I'd like to investigate the strong scaling of my parallel GPU code (written with OpenACC). The concept of strong scaling with GPUs is - at least as far as I know - more murky than with CPUs. The only resource I found regarding strong scaling on GPUs suggests fixing the problem size and increasing the number of GPUs. However, I believe there is some amount of strong scaling within GPUs, for example scaling over streaming multiprocessors (in the Nvidia Kepler architecture).

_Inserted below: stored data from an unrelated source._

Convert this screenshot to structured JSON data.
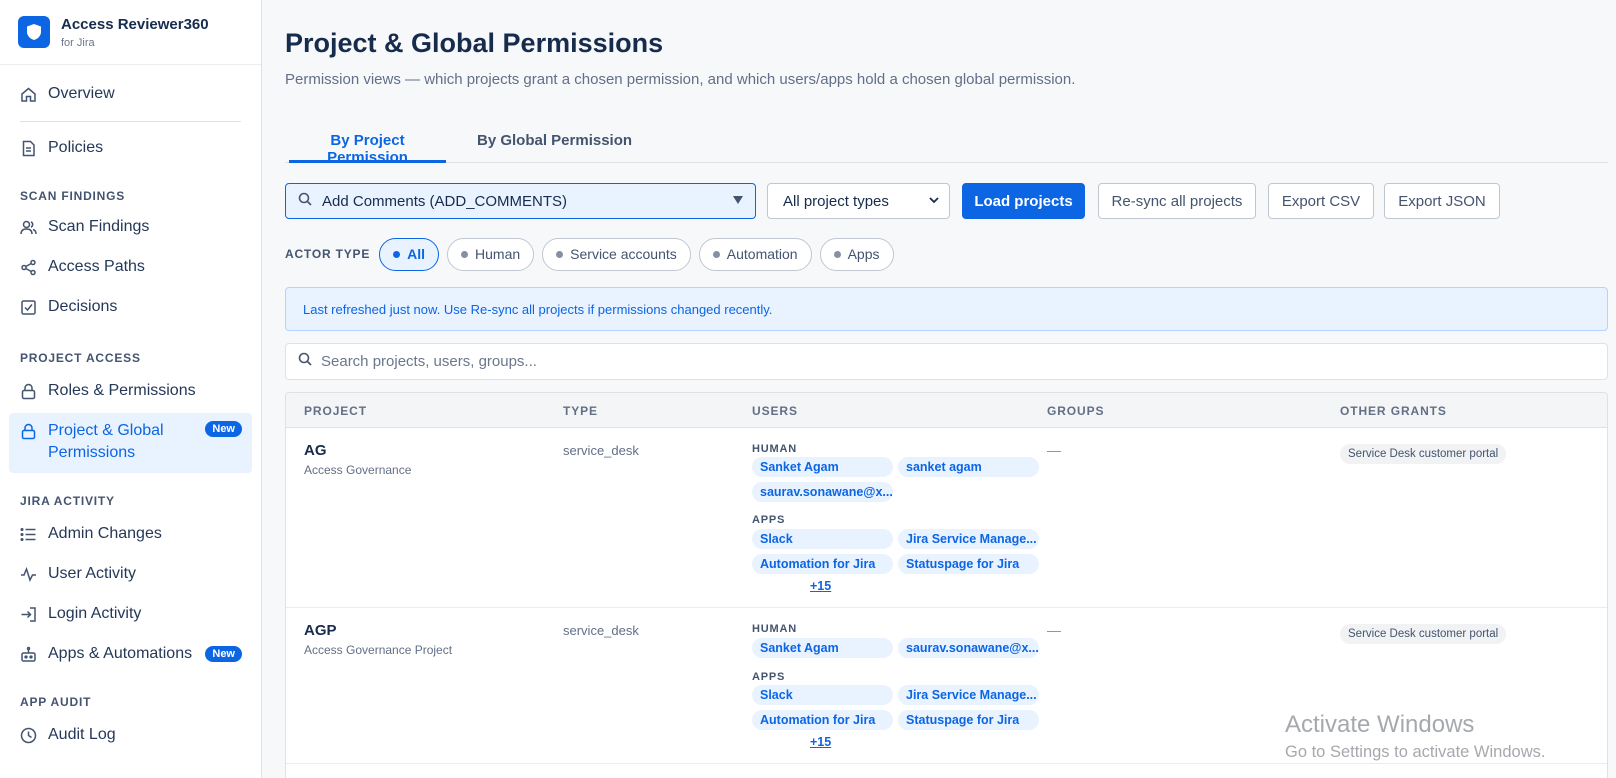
{
  "brand": {
    "title": "Access Reviewer360",
    "subtitle": "for Jira"
  },
  "sidebar": {
    "items": {
      "overview": "Overview",
      "policies": "Policies",
      "scan_findings": "Scan Findings",
      "access_paths": "Access Paths",
      "decisions": "Decisions",
      "roles_permissions": "Roles & Permissions",
      "project_global_line1": "Project & Global",
      "project_global_line2": "Permissions",
      "admin_changes": "Admin Changes",
      "user_activity": "User Activity",
      "login_activity": "Login Activity",
      "apps_automations": "Apps & Automations",
      "audit_log": "Audit Log"
    },
    "sections": {
      "scan_findings": "SCAN FINDINGS",
      "project_access": "PROJECT ACCESS",
      "jira_activity": "JIRA ACTIVITY",
      "app_audit": "APP AUDIT"
    },
    "badge_new": "New"
  },
  "page": {
    "title": "Project & Global Permissions",
    "description": "Permission views — which projects grant a chosen permission, and which users/apps hold a chosen global permission."
  },
  "tabs": {
    "by_project": "By Project Permission",
    "by_global": "By Global Permission"
  },
  "toolbar": {
    "permission_select": "Add Comments (ADD_COMMENTS)",
    "project_types_select": "All project types",
    "load_projects": "Load projects",
    "resync": "Re-sync all projects",
    "export_csv": "Export CSV",
    "export_json": "Export JSON"
  },
  "actor_filter": {
    "label": "ACTOR TYPE",
    "options": [
      "All",
      "Human",
      "Service accounts",
      "Automation",
      "Apps"
    ],
    "selected": "All"
  },
  "banner": "Last refreshed just now. Use Re-sync all projects if permissions changed recently.",
  "search": {
    "placeholder": "Search projects, users, groups..."
  },
  "table": {
    "headers": [
      "PROJECT",
      "TYPE",
      "USERS",
      "GROUPS",
      "OTHER GRANTS"
    ],
    "rows": [
      {
        "key": "AG",
        "name": "Access Governance",
        "type": "service_desk",
        "human_label": "HUMAN",
        "humans": [
          "Sanket Agam",
          "sanket agam",
          "saurav.sonawane@x..."
        ],
        "apps_label": "APPS",
        "apps": [
          "Slack",
          "Jira Service Manage...",
          "Automation for Jira",
          "Statuspage for Jira"
        ],
        "more": "+15",
        "groups": "—",
        "other_grants": "Service Desk customer portal"
      },
      {
        "key": "AGP",
        "name": "Access Governance Project",
        "type": "service_desk",
        "human_label": "HUMAN",
        "humans": [
          "Sanket Agam",
          "saurav.sonawane@x..."
        ],
        "apps_label": "APPS",
        "apps": [
          "Slack",
          "Jira Service Manage...",
          "Automation for Jira",
          "Statuspage for Jira"
        ],
        "more": "+15",
        "groups": "—",
        "other_grants": "Service Desk customer portal"
      }
    ]
  },
  "watermark": {
    "line1": "Activate Windows",
    "line2": "Go to Settings to activate Windows."
  }
}
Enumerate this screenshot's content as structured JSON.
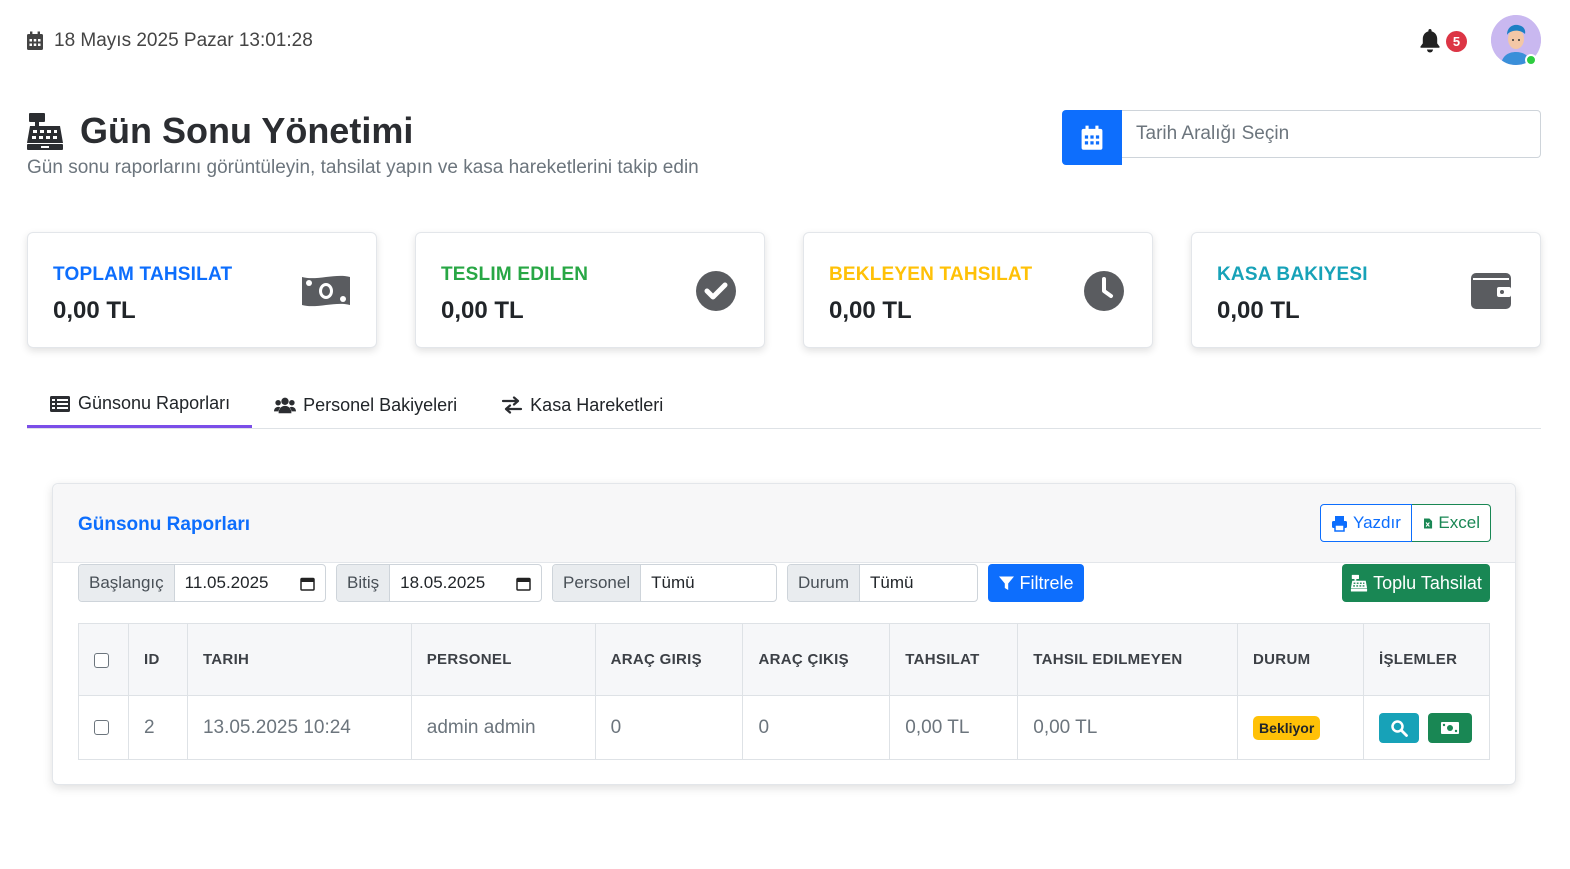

The intent of OpenACC and CUDA is to explicitly abstract away the hardware to the parallel programmer, constraining her to their three-level programming model with gangs (thread blocks), workers (warps) and vectors (SIMT group of threads). It is my understanding that the CUDA model aims at offering scalability with respect to its thread blocks, which are independent and are mapped to SMXs. I therefore see two ways to investigate strong scaling with the GPU:
- Fix the problem size, and set the thread block size and number of threads per block to an arbitrary constant number. Scale the number of thread blocks (grid size).
- Given additional knowledge on the underlying hardware (e.g. CUDA compute capability, max warps/multiprocessor, max thread blocks/multiprocessor, etc.), set the thread block size and number of threads per block such that a block occupies an entire and single SMX. Therefore, scaling over thread blocks is equivalent to scaling over SMXs.
My questions are: is my train of thought regarding strong scaling on the GPU correct/relevant? If so, is there a way to do #2 above within OpenACC?